Donald Trump is a petulant narcissist, so his feuds with Govs. Ron DeSantis and Glenn Youngkin are surely sincere, but they also show that Trump hasn’t lost his feral instinct for media attention. In recent months, the former president has become increasingly boring, and after sabotaging Republican hopes for a red wave, his power is at a low ebb. By stoking a Republican Party civil war and announcing his run for president, he can perhaps rekindle interest in a new season of the Trump show.
Trump has very little else to keep people watching. On Tuesday, he gave an extraordinarily tedious and droning address announcing his new presidential campaign. “This is one of the most low-energy, uninspiring speeches I’ve ever heard from Trump,” tweeted Sarah Matthews, his former deputy White House press secretary. “Even the crowd seems bored.” CNN cut away 20 minutes in. Fox News lasted about 40 minutes, though it returned for the peroration, such as it was.
Still, as I listened to Trump speak about “cesspools of blood” and sadistic knife-wielding gangsters, it was hard not to feel a sickening sense of déjà vu. Somehow, seven long years after he descended his golden escalator, we’re back to a place where most conservative elites are again united against him, waiting for a Florida Republican to take him out, even as his fanatical base remains committed. Once again, we’ve seen Trump bestowing insulting nicknames on his presumptive Republican competitors. He’s clearly lost a step — “Ron DeSanctimonious” is a lot less catchy than “Lyin’ Ted” — but no one should assume he’s finished. “Trump has told others he wants to recreate the underdog vibe of the 2016 campaign,” reported The Washington Post.

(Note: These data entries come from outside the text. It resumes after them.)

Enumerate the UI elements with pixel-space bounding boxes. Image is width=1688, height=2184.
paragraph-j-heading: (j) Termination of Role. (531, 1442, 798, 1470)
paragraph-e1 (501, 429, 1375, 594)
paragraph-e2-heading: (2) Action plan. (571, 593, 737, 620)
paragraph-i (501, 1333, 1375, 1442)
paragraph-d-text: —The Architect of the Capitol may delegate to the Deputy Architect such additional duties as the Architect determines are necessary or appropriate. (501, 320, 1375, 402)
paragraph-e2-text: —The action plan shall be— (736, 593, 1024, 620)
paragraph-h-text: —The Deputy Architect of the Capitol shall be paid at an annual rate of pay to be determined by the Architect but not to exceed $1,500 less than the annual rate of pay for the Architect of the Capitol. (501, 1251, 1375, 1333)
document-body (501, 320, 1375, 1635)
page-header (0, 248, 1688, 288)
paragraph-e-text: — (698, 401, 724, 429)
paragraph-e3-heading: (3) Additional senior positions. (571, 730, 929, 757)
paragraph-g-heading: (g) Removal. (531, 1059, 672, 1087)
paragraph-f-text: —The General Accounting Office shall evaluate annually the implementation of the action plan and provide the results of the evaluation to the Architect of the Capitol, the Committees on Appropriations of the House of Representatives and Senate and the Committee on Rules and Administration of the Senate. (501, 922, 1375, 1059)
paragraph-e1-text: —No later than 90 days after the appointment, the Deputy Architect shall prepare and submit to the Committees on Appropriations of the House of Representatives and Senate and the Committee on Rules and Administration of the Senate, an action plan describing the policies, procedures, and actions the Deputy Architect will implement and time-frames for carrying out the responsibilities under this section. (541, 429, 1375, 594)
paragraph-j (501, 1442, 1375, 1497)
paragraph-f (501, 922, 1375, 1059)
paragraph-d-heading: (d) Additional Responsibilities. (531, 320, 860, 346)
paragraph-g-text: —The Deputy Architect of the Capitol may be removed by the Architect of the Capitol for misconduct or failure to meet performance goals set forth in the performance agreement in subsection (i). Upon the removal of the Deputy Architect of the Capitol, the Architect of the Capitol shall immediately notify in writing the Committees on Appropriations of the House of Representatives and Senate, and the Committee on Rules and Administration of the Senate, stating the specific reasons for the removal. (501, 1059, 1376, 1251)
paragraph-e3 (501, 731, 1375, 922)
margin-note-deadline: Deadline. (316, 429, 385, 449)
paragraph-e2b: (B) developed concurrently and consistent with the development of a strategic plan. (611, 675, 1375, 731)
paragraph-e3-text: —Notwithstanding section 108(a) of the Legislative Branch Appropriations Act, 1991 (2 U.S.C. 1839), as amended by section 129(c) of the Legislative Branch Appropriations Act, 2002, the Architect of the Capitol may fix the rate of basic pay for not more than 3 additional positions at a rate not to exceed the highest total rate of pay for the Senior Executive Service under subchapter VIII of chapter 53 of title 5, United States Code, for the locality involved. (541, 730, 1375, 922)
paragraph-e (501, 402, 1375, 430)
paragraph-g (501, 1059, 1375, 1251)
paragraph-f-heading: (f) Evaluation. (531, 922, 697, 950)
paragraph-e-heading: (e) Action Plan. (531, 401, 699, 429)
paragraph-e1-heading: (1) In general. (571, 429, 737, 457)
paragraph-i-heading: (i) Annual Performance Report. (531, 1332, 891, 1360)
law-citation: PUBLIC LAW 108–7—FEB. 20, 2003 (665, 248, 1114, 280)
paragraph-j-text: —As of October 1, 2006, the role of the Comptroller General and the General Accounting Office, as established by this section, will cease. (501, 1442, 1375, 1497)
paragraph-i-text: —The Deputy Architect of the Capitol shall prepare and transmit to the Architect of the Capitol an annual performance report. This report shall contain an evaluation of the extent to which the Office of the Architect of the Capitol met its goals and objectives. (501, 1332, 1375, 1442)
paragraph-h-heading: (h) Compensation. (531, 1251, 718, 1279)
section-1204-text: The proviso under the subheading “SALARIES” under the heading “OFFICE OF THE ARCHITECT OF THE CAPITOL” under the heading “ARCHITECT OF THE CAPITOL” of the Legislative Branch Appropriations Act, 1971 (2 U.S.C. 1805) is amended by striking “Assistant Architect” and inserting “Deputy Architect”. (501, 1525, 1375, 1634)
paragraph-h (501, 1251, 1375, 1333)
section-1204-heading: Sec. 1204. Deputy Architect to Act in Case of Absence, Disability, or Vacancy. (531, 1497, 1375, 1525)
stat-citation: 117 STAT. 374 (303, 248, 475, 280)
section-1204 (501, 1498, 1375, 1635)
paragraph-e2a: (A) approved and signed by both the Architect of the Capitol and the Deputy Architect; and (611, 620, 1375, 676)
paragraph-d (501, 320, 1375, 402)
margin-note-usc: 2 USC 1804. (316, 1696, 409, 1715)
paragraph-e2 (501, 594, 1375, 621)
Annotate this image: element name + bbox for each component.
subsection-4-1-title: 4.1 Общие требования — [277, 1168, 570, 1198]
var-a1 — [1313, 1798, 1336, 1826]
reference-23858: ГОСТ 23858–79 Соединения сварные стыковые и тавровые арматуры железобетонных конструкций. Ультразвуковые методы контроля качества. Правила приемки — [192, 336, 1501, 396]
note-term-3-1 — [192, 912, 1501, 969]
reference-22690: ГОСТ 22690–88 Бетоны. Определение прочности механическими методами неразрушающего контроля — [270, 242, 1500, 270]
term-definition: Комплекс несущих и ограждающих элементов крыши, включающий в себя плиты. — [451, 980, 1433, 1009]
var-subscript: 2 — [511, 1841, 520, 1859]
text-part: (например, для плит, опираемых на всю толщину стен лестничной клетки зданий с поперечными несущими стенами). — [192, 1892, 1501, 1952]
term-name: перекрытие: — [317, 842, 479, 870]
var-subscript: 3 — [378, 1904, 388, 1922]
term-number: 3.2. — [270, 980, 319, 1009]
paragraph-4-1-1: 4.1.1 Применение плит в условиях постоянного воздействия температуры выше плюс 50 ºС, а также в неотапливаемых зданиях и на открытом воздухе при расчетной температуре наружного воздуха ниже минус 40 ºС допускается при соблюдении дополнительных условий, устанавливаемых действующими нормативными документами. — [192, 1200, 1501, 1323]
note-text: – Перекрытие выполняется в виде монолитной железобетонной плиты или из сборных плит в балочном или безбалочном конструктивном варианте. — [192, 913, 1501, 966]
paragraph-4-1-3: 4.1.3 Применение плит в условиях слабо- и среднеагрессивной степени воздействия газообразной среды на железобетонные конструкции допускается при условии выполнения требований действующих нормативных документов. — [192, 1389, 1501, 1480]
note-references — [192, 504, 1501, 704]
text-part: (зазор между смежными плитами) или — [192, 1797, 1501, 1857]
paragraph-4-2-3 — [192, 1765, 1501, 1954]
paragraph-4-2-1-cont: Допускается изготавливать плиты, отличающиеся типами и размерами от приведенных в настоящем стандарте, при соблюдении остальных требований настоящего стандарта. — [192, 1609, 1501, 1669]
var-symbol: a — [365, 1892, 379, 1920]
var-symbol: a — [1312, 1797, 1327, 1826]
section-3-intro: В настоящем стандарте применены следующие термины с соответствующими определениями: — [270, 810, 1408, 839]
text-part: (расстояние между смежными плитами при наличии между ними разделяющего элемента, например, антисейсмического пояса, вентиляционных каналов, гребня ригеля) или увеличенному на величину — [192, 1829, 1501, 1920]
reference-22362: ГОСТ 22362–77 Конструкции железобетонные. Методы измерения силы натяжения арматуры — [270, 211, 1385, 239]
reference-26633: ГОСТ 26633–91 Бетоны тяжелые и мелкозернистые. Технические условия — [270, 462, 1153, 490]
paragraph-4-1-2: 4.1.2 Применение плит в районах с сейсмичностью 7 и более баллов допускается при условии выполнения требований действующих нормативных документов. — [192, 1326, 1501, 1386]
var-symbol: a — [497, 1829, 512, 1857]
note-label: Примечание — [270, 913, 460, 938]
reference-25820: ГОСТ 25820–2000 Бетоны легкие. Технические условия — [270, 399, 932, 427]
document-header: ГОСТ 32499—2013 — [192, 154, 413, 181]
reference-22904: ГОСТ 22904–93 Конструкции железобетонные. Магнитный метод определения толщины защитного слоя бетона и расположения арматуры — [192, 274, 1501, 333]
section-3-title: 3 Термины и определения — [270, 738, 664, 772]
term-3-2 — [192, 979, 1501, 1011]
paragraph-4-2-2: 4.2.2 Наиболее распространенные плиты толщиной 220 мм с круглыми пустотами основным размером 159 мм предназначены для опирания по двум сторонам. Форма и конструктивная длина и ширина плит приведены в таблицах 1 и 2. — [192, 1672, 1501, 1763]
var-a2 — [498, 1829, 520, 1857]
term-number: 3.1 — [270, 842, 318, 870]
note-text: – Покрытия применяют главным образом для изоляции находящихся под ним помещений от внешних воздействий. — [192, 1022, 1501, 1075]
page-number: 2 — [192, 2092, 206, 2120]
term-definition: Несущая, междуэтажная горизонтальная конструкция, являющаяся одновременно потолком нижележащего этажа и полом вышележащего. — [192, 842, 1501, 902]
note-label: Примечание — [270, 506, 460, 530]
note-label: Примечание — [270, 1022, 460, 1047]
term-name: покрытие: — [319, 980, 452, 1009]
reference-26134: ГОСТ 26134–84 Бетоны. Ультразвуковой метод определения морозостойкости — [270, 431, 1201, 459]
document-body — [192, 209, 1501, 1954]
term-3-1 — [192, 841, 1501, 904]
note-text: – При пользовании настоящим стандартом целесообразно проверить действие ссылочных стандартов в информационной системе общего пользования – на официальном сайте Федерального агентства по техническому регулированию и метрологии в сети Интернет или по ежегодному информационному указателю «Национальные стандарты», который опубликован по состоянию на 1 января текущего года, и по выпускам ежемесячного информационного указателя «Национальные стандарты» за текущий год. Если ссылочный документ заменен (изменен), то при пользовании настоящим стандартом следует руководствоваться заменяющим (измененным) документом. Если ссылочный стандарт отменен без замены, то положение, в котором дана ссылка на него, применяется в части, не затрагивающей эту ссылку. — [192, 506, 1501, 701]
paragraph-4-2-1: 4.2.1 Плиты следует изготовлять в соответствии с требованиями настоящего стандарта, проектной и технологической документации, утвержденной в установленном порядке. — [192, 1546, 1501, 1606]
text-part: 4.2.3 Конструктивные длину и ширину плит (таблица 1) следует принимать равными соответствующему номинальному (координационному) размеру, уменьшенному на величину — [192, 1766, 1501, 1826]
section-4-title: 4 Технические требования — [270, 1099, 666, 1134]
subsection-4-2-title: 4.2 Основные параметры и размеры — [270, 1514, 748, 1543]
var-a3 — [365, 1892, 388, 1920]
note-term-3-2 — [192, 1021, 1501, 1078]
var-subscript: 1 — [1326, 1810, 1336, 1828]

It’s now up to the rest of us to decide if we’re going to help him. In 2015 and 2016, much of the media abetted Trump’s rise, amplifying his every provocation because it was fun and profitable to rubberneck as he bulldozed through the Republican Party. All that free media helped catapult Trump to victory. Now he’s forcing us into a do-over.
I understand that we cannot avoid writing or talking about a former president who is now a leading presidential contender — I am, after all, writing a column about him. But we can all avoid letting him set the terms of the debate. The newsworthy thing about his announcement speech was not anything he said. Rather, it’s that, as The New York Times’ Maggie Haberman pointed out he’s running in part to evade potential criminal prosecution, which could arise from either his attempted coup or the classified government documents he appears to have stolen.
It’s also worth noting that, once again, he is in bed with authoritarian foreign powers. Just this week, we learned that Trump signed a deal with a Saudi real estate giant to have the Trump brand be part of a $1.6 billion project in Oman. Information keeps dribbling out about the emoluments he collected as president. The House Oversight Committee recently revealed that officials from six countries, including China and Saudi Arabia, spent more than $750,000 at his Washington hotel during his administration, sometimes renting rooms for more than $10,000 a night.
Many have used the pro-wrestling term “kayfabe,” which refers to the illusion that wrestling’s staged melodramas are real, to explain both Trump’s manipulation of reality and his fans’ willing suspension of disbelief. It’s an apt way of understanding his recent attempts to seize the spotlight. But the key through line of the Trump story is oligarchic corruption enabled by legal impunity, not interpersonal feuds. I certainly understand the let-them-fight giddiness among some Democrats eager for a Trump-DeSantis smack-down — at times I even share it — but Trump has benefited whenever we’ve let him turn politics into pro wrestling.
In the series finale of “The Good Fight,” the only TV show to capture the berserk surrealism of Trump-era politics, a character based on the flamboyant troll Milo Yiannopoulos turns up at the show’s Democratic law firm, peddling a garbage smear against DeSantis. The firm’s lawyers must decide whether they want to be part of a Roger Stone-orchestrated dirty trick to bring down the Florida governor, paving the way for a Trump restoration. They consider it, reasoning that Trump would be easier to beat in a general election, but ultimately decide not to follow through. It’s the right decision in the show’s not-so-fictional world, and it would be in real life. DeSantis, a more effective politician than Trump, might do more damage to liberal priorities than Trump did. But Trump will do more damage to democracy itself. On Tuesday, he uttered one true line. America is “all very fragile to start out with,” Trump said. “It can only take so much.”